A concerned parent informed FFRF that the school principal concluded a parents, teachers and students meeting with Christian prayer on Aug. 2. The complainant recorded audio of the prayer, which was addressed to the Christian god and ended, “we pray to you father in heaven for your wonderful blessings and we ask those things in God’s name. Amen.”

FFRF has written to the district in hopes of bringing it back in line with the constitutional principle of state/church separation.

“Government officials may not deliver an official, sectarian prayer to a captive audience,” FFRF Patrick O’Reiley Legal Fellow Hirsh M. Joshi writes to Franklin County Schools Director Cary Holman. “We ask the district to investigate and ensure that administrators and teachers are counseled against praying with students during the course of their official school duties.”

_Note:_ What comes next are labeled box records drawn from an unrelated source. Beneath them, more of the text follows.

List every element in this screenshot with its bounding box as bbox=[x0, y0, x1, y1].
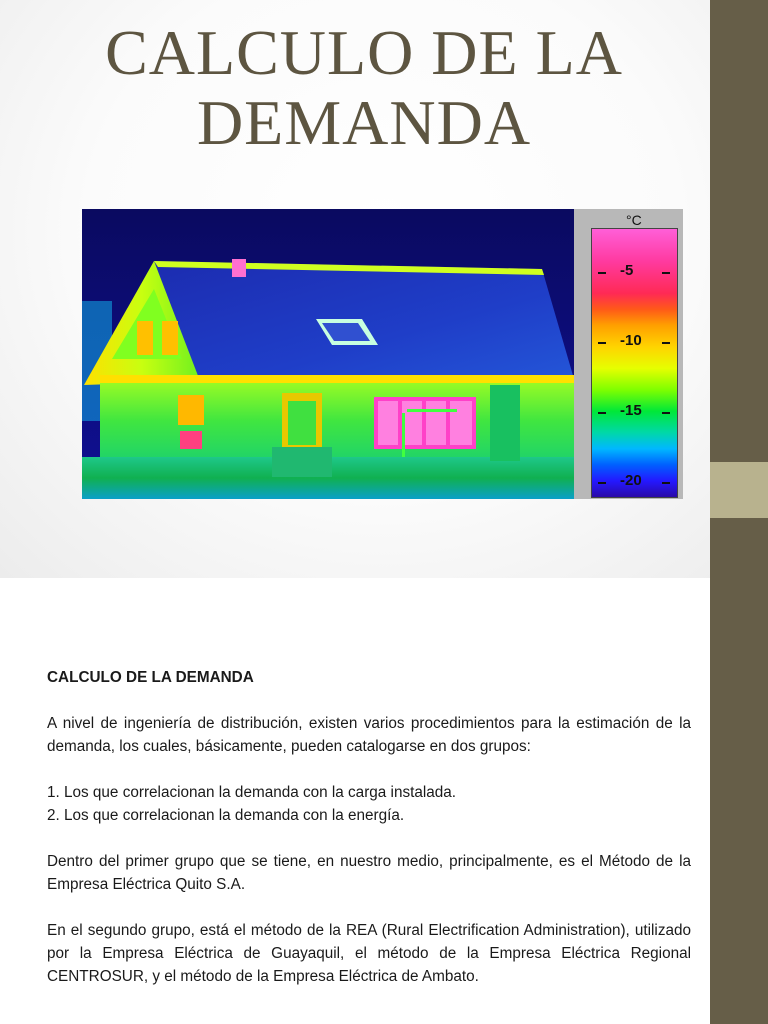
list-item: 2. Los que correlacionan la demanda con la energía. bbox=[47, 807, 405, 824]
scale-tick-minus-10: -10 bbox=[620, 332, 642, 349]
list-item: 1. Los que correlacionan la demanda con la carga instalada. bbox=[47, 784, 457, 801]
document-text bbox=[47, 666, 691, 1011]
slide-title bbox=[60, 18, 668, 158]
tick-dash bbox=[662, 342, 670, 344]
tick-dash bbox=[662, 482, 670, 484]
scale-tick-minus-20: -20 bbox=[620, 472, 642, 489]
scale-unit-label: °C bbox=[626, 212, 642, 228]
numbered-list bbox=[47, 781, 691, 827]
title-line-2: DEMANDA bbox=[196, 87, 532, 158]
tick-dash bbox=[662, 412, 670, 414]
scale-tick-minus-15: -15 bbox=[620, 402, 642, 419]
tick-dash bbox=[598, 412, 606, 414]
side-bar-accent bbox=[710, 462, 768, 518]
paragraph-3: En el segundo grupo, está el método de la REA (Rural Electrification Administration), utilizado por la Empresa Eléctrica de Guayaquil, el método de la Empresa Eléctrica Regional CENTROSUR, y el método de la Empresa Eléctrica de Ambato. bbox=[47, 922, 691, 985]
temperature-color-scale bbox=[591, 228, 678, 498]
title-line-1: CALCULO DE LA bbox=[105, 17, 623, 88]
tick-dash bbox=[598, 272, 606, 274]
tick-dash bbox=[598, 342, 606, 344]
document-heading: CALCULO DE LA DEMANDA bbox=[47, 669, 254, 686]
paragraph-1: A nivel de ingeniería de distribución, existen varios procedimientos para la estimación de la demanda, los cuales, básicamente, pueden catalogarse en dos grupos: bbox=[47, 715, 691, 755]
paragraph-2: Dentro del primer grupo que se tiene, en nuestro medio, principalmente, es el Método de la Empresa Eléctrica Quito S.A. bbox=[47, 853, 691, 893]
tick-dash bbox=[598, 482, 606, 484]
scale-tick-minus-5: -5 bbox=[620, 262, 634, 279]
tick-dash bbox=[662, 272, 670, 274]
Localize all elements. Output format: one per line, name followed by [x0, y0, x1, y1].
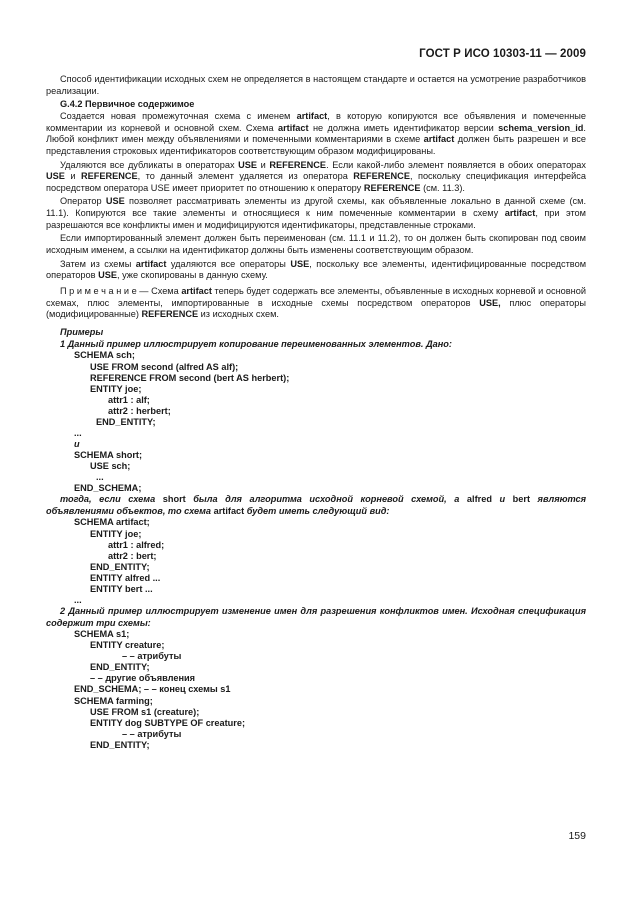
text-run: и: [257, 159, 270, 170]
text-run: . Любой конфликт имен между объявлениями и помеченными комментариями в схеме: [46, 122, 586, 145]
term-use: USE: [290, 258, 310, 269]
note-paragraph: [46, 286, 586, 321]
code-line: END_ENTITY;: [96, 416, 156, 427]
text-run: Затем из схемы: [60, 258, 136, 269]
text-run: , поскольку все элементы, идентифицированные посредством операторов: [46, 258, 587, 281]
code-line: – – атрибуты: [122, 728, 182, 739]
text-run: , в которую копируются все объявления и помеченные комментарии из корневой и основной схем. Схема: [46, 110, 586, 133]
code-line: attr1 : alfred;: [108, 539, 165, 550]
code-line: SCHEMA sch;: [74, 350, 135, 361]
term-use: USE: [46, 171, 65, 182]
code-line: ENTITY joe;: [90, 383, 142, 394]
term-artifact: artifact: [504, 208, 536, 219]
section-heading: G.4.2 Первичное содержимое: [60, 99, 195, 110]
code-line: USE FROM s1 (creature);: [90, 706, 200, 717]
text-run: — Схема: [136, 285, 182, 296]
text-run: позволяет рассматривать элементы из другой схемы, как объявленные локально в данной схеме (см. 11.1). Копируются все такие элементы и относящиеся к ним помеченные комментарии в схему: [46, 196, 587, 219]
text-run: Оператор: [60, 196, 106, 207]
code-line: END_SCHEMA;: [74, 483, 142, 494]
term-reference: REFERENCE: [353, 171, 410, 182]
text-run: не должна иметь идентификатор версии: [308, 122, 499, 133]
term-artifact: artifact: [423, 134, 455, 145]
term-artifact: artifact: [296, 110, 328, 121]
code-line: END_ENTITY;: [90, 662, 150, 673]
text-run: и: [491, 494, 513, 505]
code-line: attr2 : bert;: [108, 550, 157, 561]
standard-header: ГОСТ Р ИСО 10303-11 — 2009: [419, 48, 586, 60]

Students, their families, and school staff all have the First Amendment right to be free from religious indoctrination when participating in school-sponsored events, FFRF is insisting. It is a basic constitutional principle that public schools may not show favoritism towards or coerce belief or participation in religion — and this includes official prayer at any school event, to a room of students, teachers and parents. 

Furthermore, imposing prayer on students and staff violates their religious rights. The district serves and employs a diverse population with diverse religious beliefs, including Jews, Muslims, atheists and agnostics. As much as 37 percent of the American population is non-Christian, including the almost 30 percent who are nonreligious. At least a third of Generation Z (those born after 1996) has no religion, with a recent survey revealing almost half of Gen Z qualifies as “Nones” (religiously unaffiliated).

FFRF reminds the district that it must be neutral with regard to religion in order to respect and protect the First Amendment rights of all students, families and staff. District staff must be made aware that including prayer in school events is unconstitutional.

“School districts exist to educate, not indoctrinate into religion,” FFRF Co-President Annie Laurie Gaylor says. “No public school employee has any right to use a meeting with community members as their personal church. The district needs to ensure these meetings focus only on policies impacting students and their parents.”

The Freedom From Religion Foundation serves as the nation’s largest association of freethinkers, with 40,000 members and several chapters across the country, including almost 500 members and a chapter in Tennessee, and works as a state/church watchdog to safeguard the constitutional principle of separation between state and church.